The Tate Modern

The Tate Modern has an imposing position opposite St. Paul’s Cathedral along the Thames River and is situated within a converted power station. It is free to the public and the modern art displays change quite frequently. Immediately outside is the Millennium Bridge.

Britain’s national museum of international modern art is known as the Tate Modern and is, with Tate Online, Tate St. Ives, Tate Liverpool, and Tate Britain are simply known as Tate.

Photo by das_sabrinchen
Photo by das_sabrinchen

The Tate galleries are housed in the former Bankside Power Station, which was built in two stages between 1947 and 1963 and was originally designed by Sir Giles Gilbert. The power station closed in 1981. The building was converted by architects de Meuron and Herzog, after which it stood at 99 m tall. The southern third of the building was retained by the French power company EDF Energy as an electrical substation.

The collections in Tate Modern are made up of international contemporary and modern art works dating from as far back as 1900 and continuing forward to present day. The Tate Collection is displayed on levels five and three of the building, while level two houses a small exhibition space with work by contemporary artists and level four houses large temporary exhibitions.

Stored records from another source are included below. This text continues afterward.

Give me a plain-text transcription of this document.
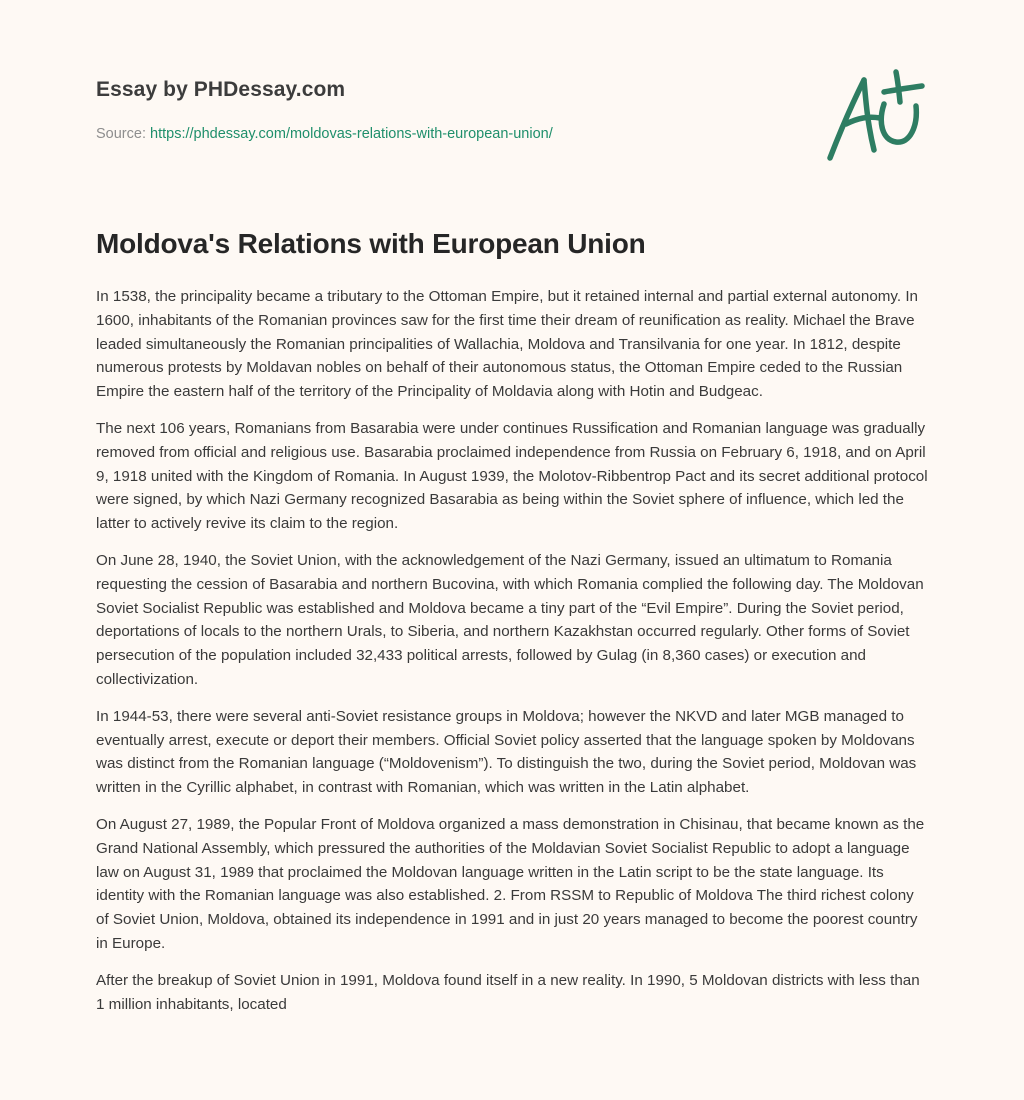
Essay by PHDessay.com
Source: https://phdessay.com/moldovas-relations-with-european-union/
Moldova's Relations with European Union

In 1538, the principality became a tributary to the Ottoman Empire, but it retained internal and partial external autonomy. In 1600, inhabitants of the Romanian provinces saw for the first time their dream of reunification as reality. Michael the Brave leaded simultaneously the Romanian principalities of Wallachia, Moldova and Transilvania for one year. In 1812, despite numerous protests by Moldavan nobles on behalf of their autonomous status, the Ottoman Empire ceded to the Russian Empire the eastern half of the territory of the Principality of Moldavia along with Hotin and Budgeac.

The next 106 years, Romanians from Basarabia were under continues Russification and Romanian language was gradually removed from official and religious use. Basarabia proclaimed independence from Russia on February 6, 1918, and on April 9, 1918 united with the Kingdom of Romania. In August 1939, the Molotov-Ribbentrop Pact and its secret additional protocol were signed, by which Nazi Germany recognized Basarabia as being within the Soviet sphere of influence, which led the latter to actively revive its claim to the region.

On June 28, 1940, the Soviet Union, with the acknowledgement of the Nazi Germany, issued an ultimatum to Romania requesting the cession of Basarabia and northern Bucovina, with which Romania complied the following day. The Moldovan Soviet Socialist Republic was established and Moldova became a tiny part of the “Evil Empire”. During the Soviet period, deportations of locals to the northern Urals, to Siberia, and northern Kazakhstan occurred regularly. Other forms of Soviet persecution of the population included 32,433 political arrests, followed by Gulag (in 8,360 cases) or execution and collectivization.

In 1944-53, there were several anti-Soviet resistance groups in Moldova; however the NKVD and later MGB managed to eventually arrest, execute or deport their members. Official Soviet policy asserted that the language spoken by Moldovans was distinct from the Romanian language (“Moldovenism”). To distinguish the two, during the Soviet period, Moldovan was written in the Cyrillic alphabet, in contrast with Romanian, which was written in the Latin alphabet.

On August 27, 1989, the Popular Front of Moldova organized a mass demonstration in Chisinau, that became known as the Grand National Assembly, which pressured the authorities of the Moldavian Soviet Socialist Republic to adopt a language law on August 31, 1989 that proclaimed the Moldovan language written in the Latin script to be the state language. Its identity with the Romanian language was also established. 2. From RSSM to Republic of Moldova The third richest colony of Soviet Union, Moldova, obtained its independence in 1991 and in just 20 years managed to become the poorest country in Europe.

After the breakup of Soviet Union in 1991, Moldova found itself in a new reality. In 1990, 5 Moldovan districts with less than 1 million inhabitants, located
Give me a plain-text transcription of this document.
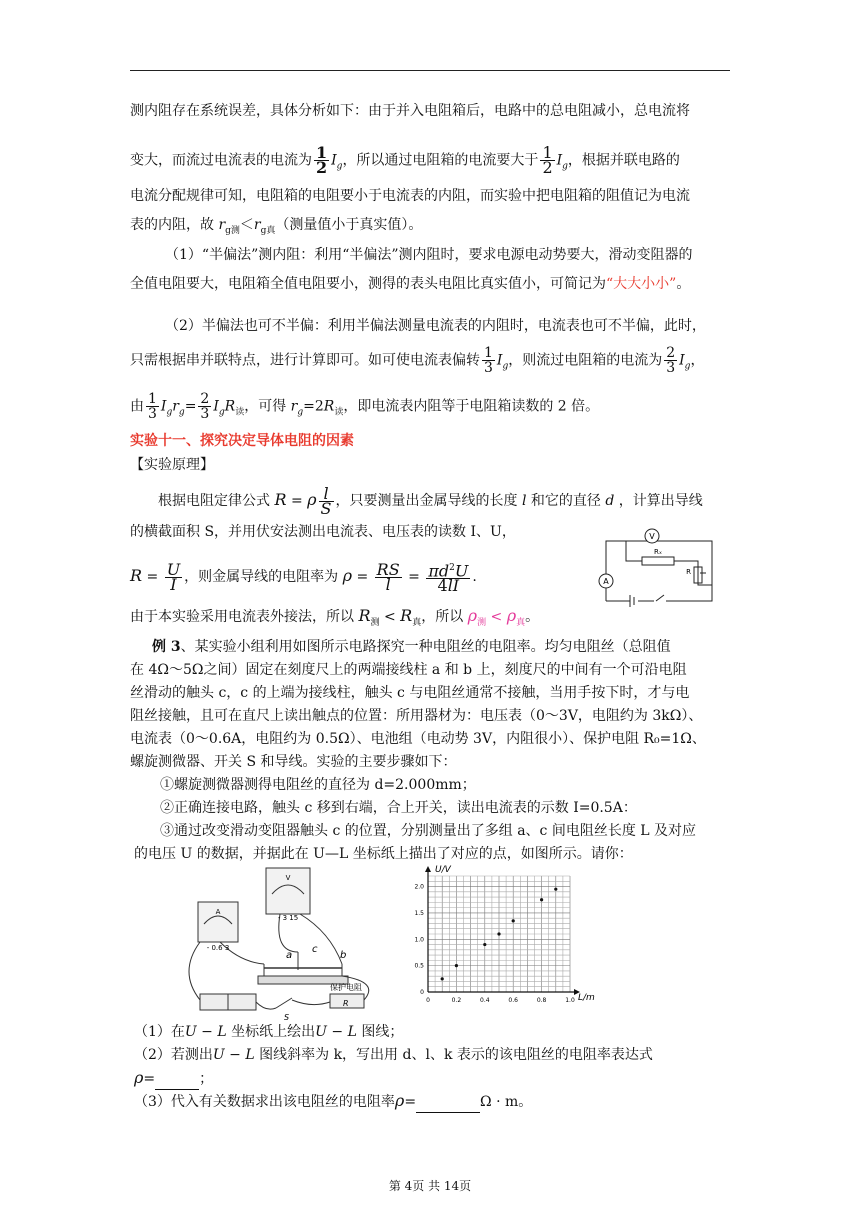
测内阻存在系统误差，具体分析如下：由于并入电阻箱后，电路中的总电阻减小，总电流将
变大，而流过电流表的电流为 $\frac{1}{2} I_g$，所以通过电阻箱的电流要大于 $\frac{1}{2} I_g$，根据并联电路的
电流分配规律可知，电阻箱的电阻要小于电流表的内阻，而实验中把电阻箱的阻值记为电流
表的内阻，故 $r_{g测}<r_{g真}$（测量值小于真实值）。
（1）“半偏法”测内阻：利用“半偏法”测内阻时，要求电源电动势要大，滑动变阻器的
全值电阻要大，电阻箱全值电阻要小，测得的表头电阻比真实值小，可简记为“大大小小”。
（2）半偏法也可不半偏：利用半偏法测量电流表的内阻时，电流表也可不半偏，此时，
只需根据串并联特点，进行计算即可。如可使电流表偏转 $\frac{1}{3} I_g$，则流过电阻箱的电流为 $\frac{2}{3} I_g$，
由 $\frac{1}{3} I_gr_g= \frac{2}{3} I_gR_读$，可得 $r_g=2R_读$，即电流表内阻等于电阻箱读数的 2 倍。
实验十一、探究决定导体电阻的因素
【实验原理】
根据电阻定律公式 R = ρ $\frac{l}{S}$ ，只要测量出金属导线的长度 l 和它的直径 d ，计算出导线
的横截面积 S，并用伏安法测出电流表、电压表的读数 I、U，
$R = \frac{U}{I}$ ，则金属导线的电阻率为 $\rho = \frac{RS}{l} = \frac{\pi d^2U}{4lI}$ .
由于本实验采用电流表外接法，所以 $R_测 < R_真$，所以 $\rho_测 < \rho_真$。
V
A
Rₓ
R
例 3、某实验小组利用如图所示电路探究一种电阻丝的电阻率。均匀电阻丝（总阻值
在 4Ω～5Ω之间）固定在刻度尺上的两端接线柱 a 和 b 上，刻度尺的中间有一个可沿电阻
丝滑动的触头 c，c 的上端为接线柱，触头 c 与电阻丝通常不接触，当用手按下时，才与电
阻丝接触，且可在直尺上读出触点的位置：所用器材为：电压表（0～3V，电阻约为 3kΩ）、
电流表（0～0.6A，电阻约为 0.5Ω）、电池组（电动势 3V，内阻很小）、保护电阻 R₀=1Ω、
螺旋测微器、开关 S 和导线。实验的主要步骤如下：
①螺旋测微器测得电阻丝的直径为 d=2.000mm；
②正确连接电路，触头 c 移到右端，合上开关，读出电流表的示数 I=0.5A：
③通过改变滑动变阻器触头 c 的位置，分别测量出了多组 a、c 间电阻丝长度 L 及对应
的电压 U 的数据，并据此在 U—L 坐标纸上描出了对应的点，如图所示。请你：
- 0.6 3
A
- 3 15
V
a
c
b
保护电阻
S
R	0	0.2	0.4	0.6	0.8	1.0
0
0.5
1.0
1.5
2.0
U/V
L/m
（1）在U − L 坐标纸上绘出U − L 图线；
（2）若测出U − L 图线斜率为 k，写出用 d、l、k 表示的该电阻丝的电阻率表达式
ρ=	；
（3）代入有关数据求出该电阻丝的电阻率ρ=	Ω · m。
第 4页 共 14页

The collections were not displayed in chronological order when the gallery opened in 2000 but rather were arranged thematically into four broad groups: Still life/Object/Real Life; Landscape/Matter/Environment; Nude/Action/Body, and; History/Memory/Society. The first rehang at Tate Modern opened in May 2006. It eschewed the thematic groupings in favor of focusing on pivotal moments of twentieth century art, with further spaces allocated on levels 3 and 5 for shorter exhibitions. The layout is: Level 3, Material Gestures; This focuses on abstract expressionism, expressionism and, abstraction and features work by Tacita Dean, Henri Matisse, Mark Rothko, Barnett Newman, Anish Kapoor, and Claude Monet.
Section four focuses on Arte Povera, with work by artists such as Jenny Holzer, Mario Merz, Ana Mendieta, Kasimir, Jannis Kounellis, and Alighiero Boetti.
Section five focuses on Pop Art, Vorticism, Futurism, and Cubism and contains work by artists such as Andy Warhol. Roy Lichtenstein, Pablo Picasso and photographer Eugene Atget,

The Turbine Hall, which once housed the electricity generators of the old power station, is five storeys tall and has 3,400 square meters of floorspace. Between October and March each year it is utilized to display works by contemporary artists in a series which is sponsored by Unilever. This series was planned to last the gallery’s first five years, but the popularity of the series has led to its extension until at least 2012.

The artists that have exhibited commissioned work in the turbine hall are: Louise Bourgeois, Maman: Juan Munoz, Double Bind; Anish Kapoor, Marsyas; Olafur Eliasson, The Weather Project; Bruce Nauman, Raw Materials; Rachel Whiteread, Embankment; Carsten Holler, Test Site; Doris Salcedo, Shibboleth; Doninique Gonzalez-Foerster, TH.2058, and; Miroslaw Balka, How It Is

The Level 2 Gallery is a smaller gallery located on the north side of the building and houses exhibitions of cutting edge contemporary art. Its exhibitions normally run for 2 to 3 months.

Level 4 is broken into two large exhibition areas as are levels 3 and 5. An entry fee is charged since this is used to stage the major temporary exhibitions. These exhibitions normally run for three or four months. The two exhibition areas are sometimes combined to host a single exhibition.

Temporary small exhibition spaces are also located between the two galleries on levels 3 and 5. These may be used to display recent acquisitions. Works are also sometimes shown in the restaurants and members’ room. Other locations that have been used in the past include the north facing exterior of the building and the mezzanine on Level 2

To the west of Tate Modern lie Sampson House, a massive late Britalist office building and the sleek stone and glass Ludgate House, the former headquarters of Express Newspapers.

Tate Modern has attracted more visitors than originally expected and plans to expand it have been in preparation for some time. These plans have focused on three areas for expansion all to the south of the building: The area no longer required by EDF Energy; Three large, unused, underground oil tanks which were originally used by the power station, and; A major new extension building to be built above the oil drums.

The design of the new extension building, also designed by de Meuron and Herzog, has been controversial. It was originally designed as a glass stepped pyramid, however, this has recently been changed to incorporate a brick sloping façade after feedback on the original design was negative. The extension will include galleries dedicated to exhibitions, video, photography, and the community. This project will cost approximately £215 million and is scheduled to open in 2012, in time for the 2012 Olympic Games being held in the city. Additionally, the Tate Britain will be undergoing refurbishment.